In his Luis concurrence, however, Thomas based his Sixth Amendment reading not on Gideon but on Betts v. Brady, the case Gideon overruled. The Sixth Amendment, according to Thomas, “abolished the rule prohibiting representation in felony cases, but was ‘not aimed to compel the State to provide counsel for a defendant.’” While he does not say so explicitly, he seems to be claiming that Gideon was wrong, according to the Constitution’s original meaning, and hence originalists should want it overruled. The state, according to Thomas, may throw people in jail without offering them access to a lawyer—something most criminal defendants cannot afford on their own.
Thomas does not, however, explicitly call for this outcome. Is there any way Gideon can be salvaged under originalism? Perhaps, but this can only be done by draining originalist theory of any meaningful content.
An originalist might respond like this: The Sixth Amendment, as originally understood, protected a negative right to counsel (that is, the state cannot interfere with someone hiring a lawyer of their choice) but not a positive one (the state is not required to provide counsel to anyone who cannot afford one). However, the growing cost of legal representation and the increasing complexity of criminal procedures mean that in 2016 it is not possible for a criminal defendant to receive a fair trial without counsel, even if it were possible in 1789. Therefore, the Sixth Amendment’s right to counsel and/or the 5th and 14th Amendment’s guarantee of the “due process of law” requires the state to provide counsel to criminal defendants who cannot afford one now, even if this was not the case when the amendments were ratified. So the outcome in Gideon, if not its reasoning, can be reconciled with the original understanding.
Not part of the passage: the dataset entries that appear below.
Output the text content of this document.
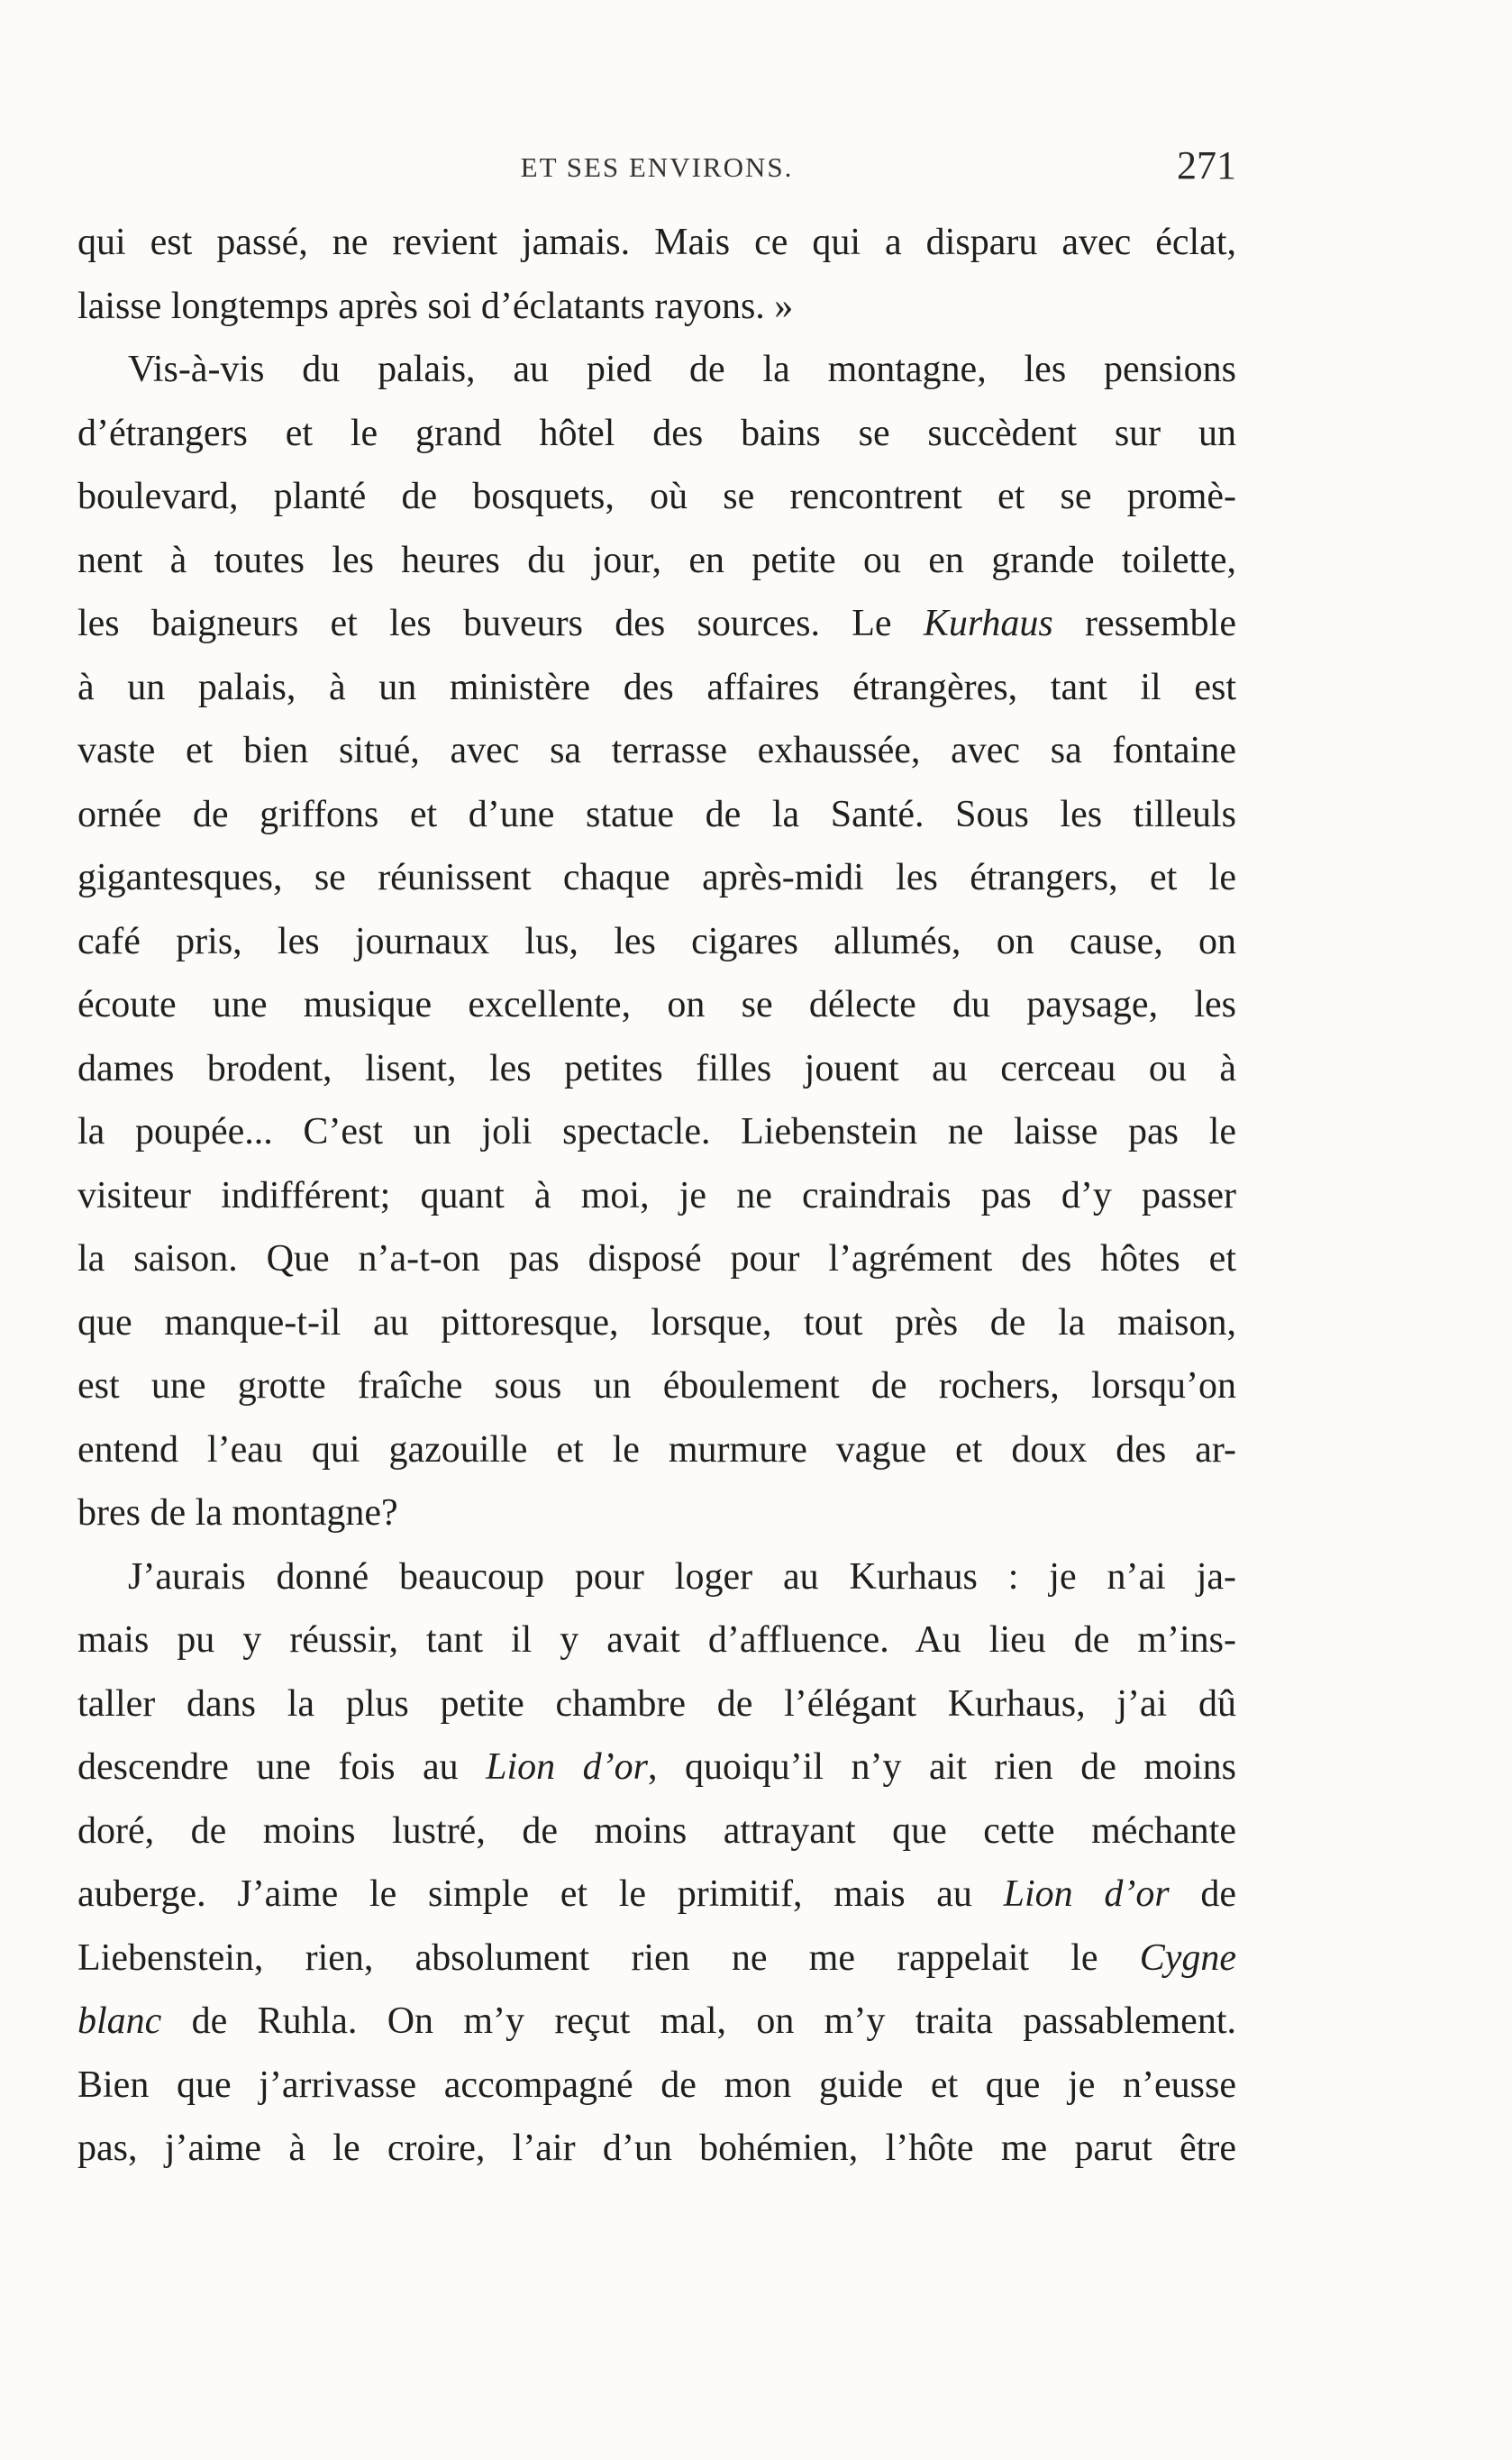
ET SES ENVIRONS.	271
qui est passé, ne revient jamais. Mais ce qui a disparu avec éclat,
laisse longtemps après soi d’éclatants rayons. »
Vis-à-vis du palais, au pied de la montagne, les pensions
d’étrangers et le grand hôtel des bains se succèdent sur un
boulevard, planté de bosquets, où se rencontrent et se promè-
nent à toutes les heures du jour, en petite ou en grande toilette,
les baigneurs et les buveurs des sources. Le Kurhaus ressemble
à un palais, à un ministère des affaires étrangères, tant il est
vaste et bien situé, avec sa terrasse exhaussée, avec sa fontaine
ornée de griffons et d’une statue de la Santé. Sous les tilleuls
gigantesques, se réunissent chaque après-midi les étrangers, et le
café pris, les journaux lus, les cigares allumés, on cause, on
écoute une musique excellente, on se délecte du paysage, les
dames brodent, lisent, les petites filles jouent au cerceau ou à
la poupée... C’est un joli spectacle. Liebenstein ne laisse pas le
visiteur indifférent; quant à moi, je ne craindrais pas d’y passer
la saison. Que n’a-t-on pas disposé pour l’agrément des hôtes et
que manque-t-il au pittoresque, lorsque, tout près de la maison,
est une grotte fraîche sous un éboulement de rochers, lorsqu’on
entend l’eau qui gazouille et le murmure vague et doux des ar-
bres de la montagne?
J’aurais donné beaucoup pour loger au Kurhaus : je n’ai ja-
mais pu y réussir, tant il y avait d’affluence. Au lieu de m’ins-
taller dans la plus petite chambre de l’élégant Kurhaus, j’ai dû
descendre une fois au Lion d’or, quoiqu’il n’y ait rien de moins
doré, de moins lustré, de moins attrayant que cette méchante
auberge. J’aime le simple et le primitif, mais au Lion d’or de
Liebenstein, rien, absolument rien ne me rappelait le Cygne
blanc de Ruhla. On m’y reçut mal, on m’y traita passablement.
Bien que j’arrivasse accompagné de mon guide et que je n’eusse
pas, j’aime à le croire, l’air d’un bohémien, l’hôte me parut être
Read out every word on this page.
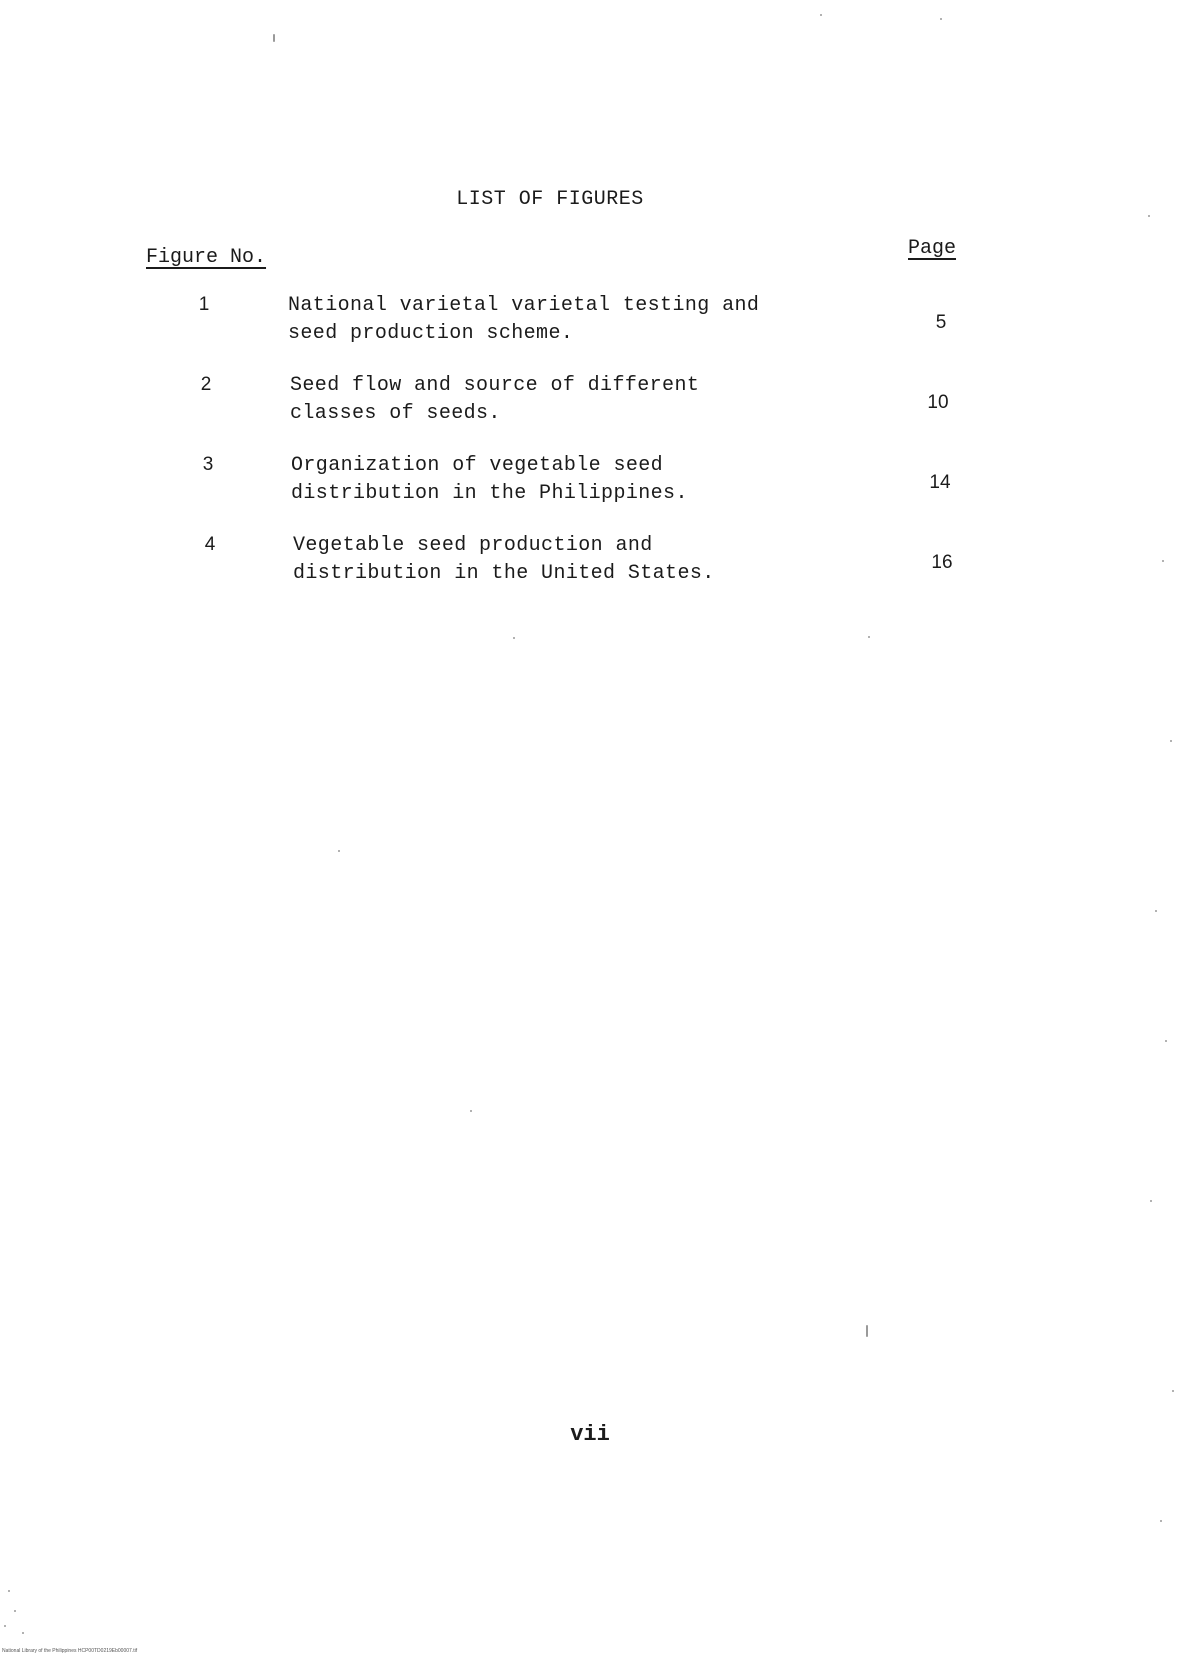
LIST OF FIGURES
Figure No.	Page
1	National varietal varietal testing and
seed production scheme.	5
2	Seed flow and source of different
classes of seeds.	10
3	Organization of vegetable seed
distribution in the Philippines.	14
4	Vegetable seed production and
distribution in the United States.	16
vii
National Library of the Philippines HCP00TD0219Eb00007.tif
This is how many originalists have concluded that Brown v. Board is consistent with the original understanding, even though most of the framers and ratifiers of the 14th Amendment did not think it forbade school segregation.
This argument is not wrong, precisely. But the problem is that once the “original meaning” of the Constitution is defined at such a high level of abstraction, there’s no meaningful difference between “originalists” and the “living constitutionalists” they deride. History loses any bite, and originalists wind up just doing what everybody else does: applying a broadly worded constitutional principle to the particular circumstances of today.
Thomas’s recent opinions, then, illustrate a fundamental problem with originalism. Either the theory produces unacceptable results that subvert the constitutional principles it purports to uphold, or history loses relevance because abstract principles are applied to contemporary circumstances unknown at the time the relevant provisions were ratified. Either way, originalism doesn’t work. Let’s hope the post-Scalia Court doesn’t end up turning in that direction.